Les seins étaient petits et pointus. On les frictionnnait et les pinçait pour qu'ils pointent à souhait.De plus, on s'enduisait les tétons avec du vermillon également pour les rougir, tout commes les ongles qui terminaient des mains fines et blanches.

Le ventre était fin et lisse, sans un pli ni un bourrelet. La taille juvénile s'obtenait aussi à l'aide de corsets qui l'emprisonnaient et donnait un effet d'extrême finesse au niveau de la taille. Pourtant ces derniers provoquaient des difficultés respiratoires car ils comprimaient la cage thoracique.

Les hanches féminines étaient larges. Ce n'est pas pour rien qu'on compare la silhouette de la femme de la Renaissance à un sablier, car l'effet obtenu est équivalent.

De plus, les femmes ne se lavaient guère, elles se recouvraient la peau d'épaisses couches de maquillage et se frottent le corps avec les linges parfumés.


 

 

 

La beauté est, une fois de plus, idéalisée.
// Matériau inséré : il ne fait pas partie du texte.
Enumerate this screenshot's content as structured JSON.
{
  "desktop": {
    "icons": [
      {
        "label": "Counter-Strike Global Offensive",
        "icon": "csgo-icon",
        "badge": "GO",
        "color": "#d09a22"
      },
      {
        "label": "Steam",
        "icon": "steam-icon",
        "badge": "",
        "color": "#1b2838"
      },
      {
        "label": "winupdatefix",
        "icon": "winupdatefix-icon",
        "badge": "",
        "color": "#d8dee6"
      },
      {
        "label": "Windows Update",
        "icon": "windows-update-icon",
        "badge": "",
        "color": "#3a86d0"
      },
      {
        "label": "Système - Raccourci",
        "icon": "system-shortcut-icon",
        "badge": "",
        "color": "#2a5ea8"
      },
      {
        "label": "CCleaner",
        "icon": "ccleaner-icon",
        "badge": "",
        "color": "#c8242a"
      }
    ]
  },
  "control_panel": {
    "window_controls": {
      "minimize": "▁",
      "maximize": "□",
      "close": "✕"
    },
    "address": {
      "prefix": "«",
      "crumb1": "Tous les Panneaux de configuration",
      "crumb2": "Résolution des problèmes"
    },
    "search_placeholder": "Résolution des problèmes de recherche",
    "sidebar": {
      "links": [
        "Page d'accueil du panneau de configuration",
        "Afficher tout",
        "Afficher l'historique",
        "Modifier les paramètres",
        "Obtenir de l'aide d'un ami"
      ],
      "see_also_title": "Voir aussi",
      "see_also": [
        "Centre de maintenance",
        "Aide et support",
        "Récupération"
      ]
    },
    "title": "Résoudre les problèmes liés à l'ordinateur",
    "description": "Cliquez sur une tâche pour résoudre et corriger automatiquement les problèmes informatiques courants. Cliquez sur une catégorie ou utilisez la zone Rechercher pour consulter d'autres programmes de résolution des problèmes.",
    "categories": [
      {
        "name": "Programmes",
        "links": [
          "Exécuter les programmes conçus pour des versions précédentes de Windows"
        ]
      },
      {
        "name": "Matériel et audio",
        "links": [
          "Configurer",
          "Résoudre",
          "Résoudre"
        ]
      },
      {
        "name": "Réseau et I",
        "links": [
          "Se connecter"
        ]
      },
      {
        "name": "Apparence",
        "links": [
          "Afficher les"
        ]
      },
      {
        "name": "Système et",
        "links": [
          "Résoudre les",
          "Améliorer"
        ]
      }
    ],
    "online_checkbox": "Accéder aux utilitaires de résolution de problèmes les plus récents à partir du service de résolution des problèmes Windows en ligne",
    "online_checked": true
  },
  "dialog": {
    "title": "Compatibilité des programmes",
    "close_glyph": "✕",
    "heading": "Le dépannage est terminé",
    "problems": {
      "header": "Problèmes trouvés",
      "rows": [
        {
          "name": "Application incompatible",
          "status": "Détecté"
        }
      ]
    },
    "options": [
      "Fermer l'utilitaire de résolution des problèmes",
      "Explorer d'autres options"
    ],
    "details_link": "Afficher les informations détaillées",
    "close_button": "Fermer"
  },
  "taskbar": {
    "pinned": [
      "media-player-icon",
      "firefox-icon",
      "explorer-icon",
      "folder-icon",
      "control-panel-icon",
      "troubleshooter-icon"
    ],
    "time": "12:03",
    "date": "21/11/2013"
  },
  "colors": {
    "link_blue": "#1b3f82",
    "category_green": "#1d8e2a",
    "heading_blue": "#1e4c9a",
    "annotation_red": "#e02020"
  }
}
Les femmes se tiennent dans des postures peu naturelles, qui rapellent les déhanchés des statues grecques antiques. Et cette Vénus de Boticelli a tout d'une statue : D'une blancheur d'ivoire, sans le moindre poil ni bourrelet, elle est l'archétype même de la beauté de marbre. Mais les artistes de l'époque transforment la réalité pour mieux se rapprocher de leur conception de l'idéal féminin. Pourtant, les aristocrates et mécènes, qui admirent certes les beautés froides de Raphaël, aiment également les rondeurs des femmes de chez Titien ou de Rubens.Cuisses dodues, poitrines lourdes et embonpoint apétissant: Rubens incarne ce glissement vert un art sensuel, un appel aux sens et au désir du spectateur.

Les Blasons

Et c'est ainsi que le corps est soumis à de nombreux canons, codes et idéaux. Et si les peintres s'épuisent à coucher la femme idéale et céleste sous leurs pinceaux, les écrivains aussi cherchent à exprimer et glorifier la beauté par l'écriture. La forme la plus révélatrice de cette glorification du corps féminin est assurément le blason, qui est un court poème écrit à la louange d'un objet quelconque, dont on célèbre les vertus singulières. A l'origine, c'est le poéte Clément Marot, avec son "Blason du beau tétin", qui fut le fondateur de ce qu'on peut considérer comme étant un jeu littéraire. Les émules ne manquèrent pas, de Maurice Scève  ("Blason du sourcil") à Mellin de Saint-Gelais  ("Blason de l'oeil"), pour s'en tenir au seul XVIème siècle.


 

On voit donc une sophistication, tant dans les artifices pour s'approcher de cette beauté tant adulée et recherchée, que dans sa représentation ou sa description. C'est une recherche constante de la perfection, l'approche de l'idéal divin de Vénus représentée sous de nombreuses formes. La Renaissance est aussi le moment ou la beauté austére du Moyen-Age laisse place à une beauté charnelle qu'on se doit d'essayer d'approcher.